*actually fall break
Hey guys, IES Abroad is so cool, they want us to actually grow as entire people as opposed to only gaining extensive knowledge about ancient Roman architectural styles! In October, we were granted a 10-day reprieve from the horrors of Rome and all headed out to various Ryan Air adventures. My itinerary was decided one night when I could not sleep and my credit card was within arm's reach of my bed. I decided to head to EuroChocolate first, a two week festival dedicated to the wonders of the greatest sweet in the world. In order to get there, I booked a trip with FlixBus, something that everyone should know about. (FlixBus is a pretty cheap way to travel by...you guessed it, bus, to get around Europe. Air conditioning, wi-fi, and bathrooms on board are the perfect companions to your budget adventure.) Anyway, you can read about my terrible Perugia lodging experience in "Hostel Territory," but luckily I made my flight at the 2-gate Perugia airport and fitfully slept on the way to Dublin. Woke up to a surreal rainbow (probably a good omen?) floating above the emerald-green Irish countryside and stared out the window for the remainder of my flight, much to the amusement of the nice Croatian men in my row.

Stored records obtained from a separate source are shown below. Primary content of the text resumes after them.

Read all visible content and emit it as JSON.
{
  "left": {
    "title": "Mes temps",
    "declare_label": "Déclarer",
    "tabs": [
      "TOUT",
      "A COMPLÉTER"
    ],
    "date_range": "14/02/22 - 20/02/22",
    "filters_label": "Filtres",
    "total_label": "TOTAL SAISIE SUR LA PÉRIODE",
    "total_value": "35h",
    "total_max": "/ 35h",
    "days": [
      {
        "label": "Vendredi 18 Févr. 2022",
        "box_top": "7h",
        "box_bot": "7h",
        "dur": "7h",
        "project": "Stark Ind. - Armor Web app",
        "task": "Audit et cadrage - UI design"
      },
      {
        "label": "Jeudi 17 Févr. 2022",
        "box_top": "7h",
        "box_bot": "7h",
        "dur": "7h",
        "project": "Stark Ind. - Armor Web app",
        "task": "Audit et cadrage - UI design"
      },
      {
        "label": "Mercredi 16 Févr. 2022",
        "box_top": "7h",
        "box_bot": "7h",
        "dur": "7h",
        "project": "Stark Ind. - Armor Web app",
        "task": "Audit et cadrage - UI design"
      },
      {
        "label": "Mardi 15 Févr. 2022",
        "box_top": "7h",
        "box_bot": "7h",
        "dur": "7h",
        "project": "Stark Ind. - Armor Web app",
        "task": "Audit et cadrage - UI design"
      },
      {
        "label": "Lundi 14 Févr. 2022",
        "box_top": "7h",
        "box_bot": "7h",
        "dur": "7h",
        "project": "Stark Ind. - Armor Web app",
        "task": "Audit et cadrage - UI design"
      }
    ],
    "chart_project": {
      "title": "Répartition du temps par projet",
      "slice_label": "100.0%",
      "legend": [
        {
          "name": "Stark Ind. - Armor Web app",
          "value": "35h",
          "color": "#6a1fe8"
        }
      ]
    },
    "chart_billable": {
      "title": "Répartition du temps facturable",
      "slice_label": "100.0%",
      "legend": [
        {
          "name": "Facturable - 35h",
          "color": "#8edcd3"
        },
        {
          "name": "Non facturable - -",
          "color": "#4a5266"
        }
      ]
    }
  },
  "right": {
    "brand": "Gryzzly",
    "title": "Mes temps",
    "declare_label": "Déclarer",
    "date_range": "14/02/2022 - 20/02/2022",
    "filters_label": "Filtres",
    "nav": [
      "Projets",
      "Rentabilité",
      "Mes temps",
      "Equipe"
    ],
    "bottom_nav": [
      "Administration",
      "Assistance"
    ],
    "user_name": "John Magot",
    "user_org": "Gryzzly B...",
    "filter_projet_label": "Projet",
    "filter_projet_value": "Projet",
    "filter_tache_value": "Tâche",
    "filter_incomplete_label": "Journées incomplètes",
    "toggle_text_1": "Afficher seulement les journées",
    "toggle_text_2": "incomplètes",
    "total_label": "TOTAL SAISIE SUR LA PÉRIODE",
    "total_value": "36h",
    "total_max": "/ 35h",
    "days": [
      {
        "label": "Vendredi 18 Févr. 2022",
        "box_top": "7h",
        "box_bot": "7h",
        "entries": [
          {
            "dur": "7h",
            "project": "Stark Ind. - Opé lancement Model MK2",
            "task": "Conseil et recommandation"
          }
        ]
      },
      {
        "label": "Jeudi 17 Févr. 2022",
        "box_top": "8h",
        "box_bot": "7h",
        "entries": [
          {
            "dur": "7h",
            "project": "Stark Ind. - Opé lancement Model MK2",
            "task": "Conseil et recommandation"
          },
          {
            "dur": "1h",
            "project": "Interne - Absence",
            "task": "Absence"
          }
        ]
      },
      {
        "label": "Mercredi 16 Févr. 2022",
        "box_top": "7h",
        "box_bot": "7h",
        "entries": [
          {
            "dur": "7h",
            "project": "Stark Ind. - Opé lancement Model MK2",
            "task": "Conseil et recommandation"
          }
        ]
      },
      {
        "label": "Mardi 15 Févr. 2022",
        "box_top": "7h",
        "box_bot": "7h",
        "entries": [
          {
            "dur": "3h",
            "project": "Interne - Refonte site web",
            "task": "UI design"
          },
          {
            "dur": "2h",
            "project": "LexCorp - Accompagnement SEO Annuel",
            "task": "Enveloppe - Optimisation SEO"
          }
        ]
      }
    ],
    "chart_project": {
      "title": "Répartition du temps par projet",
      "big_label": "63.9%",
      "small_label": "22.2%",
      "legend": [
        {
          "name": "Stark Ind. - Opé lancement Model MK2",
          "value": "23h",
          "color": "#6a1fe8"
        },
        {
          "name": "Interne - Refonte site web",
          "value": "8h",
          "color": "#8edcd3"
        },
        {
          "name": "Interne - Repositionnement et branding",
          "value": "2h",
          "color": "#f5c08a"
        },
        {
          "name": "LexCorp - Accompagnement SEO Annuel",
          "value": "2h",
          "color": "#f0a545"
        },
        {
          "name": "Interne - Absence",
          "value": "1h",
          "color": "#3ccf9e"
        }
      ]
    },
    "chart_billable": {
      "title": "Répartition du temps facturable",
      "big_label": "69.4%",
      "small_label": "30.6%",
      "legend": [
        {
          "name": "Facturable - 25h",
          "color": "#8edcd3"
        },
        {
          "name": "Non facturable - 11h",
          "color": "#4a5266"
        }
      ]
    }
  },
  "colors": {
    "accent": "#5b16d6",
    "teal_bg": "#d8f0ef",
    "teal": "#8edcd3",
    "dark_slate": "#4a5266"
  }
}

Dublin was an absolute dream come true, my ancestors seemed psyched to have me around and held the rain off. I really enjoyed Christ Church, the National Leprechaun Museum, St. Michan's (mummies), Trinity College, and the Guinness Brewery. I ate great breakfast food, drank a ton of tea, and picked up the most pleasantly soft and warm sweater to ever grace my torso. I would go back in a heartbeat. I also had a much better hostel experience here!
Next up was Vienna, which I can basically sum up by saying I ate a lot of cake and went to a lot of museums. The city is stunning, the facades are intricate; I loved the Imperial Treasury, the Schönbrunn, and Demel. Hostel was again good (see other post), but I was about to finally peak in Budapest.
Up until Budapest, I had been traveling alone- a move inspired by my high school U.S. History II teacher, Mr. Carden, as well as the fact that I like making and sticking to my own itinerary and not feeling bad for making other people stare at stained glass for 37 minutes. It was great to take a break from being the only person making the plans and to just relax and hang out with friends. Budapest was by far the most incredible and special place I had been. While I loved Dublin because it felt like home, I loved Budapest because it was like nothing I had ever seen before.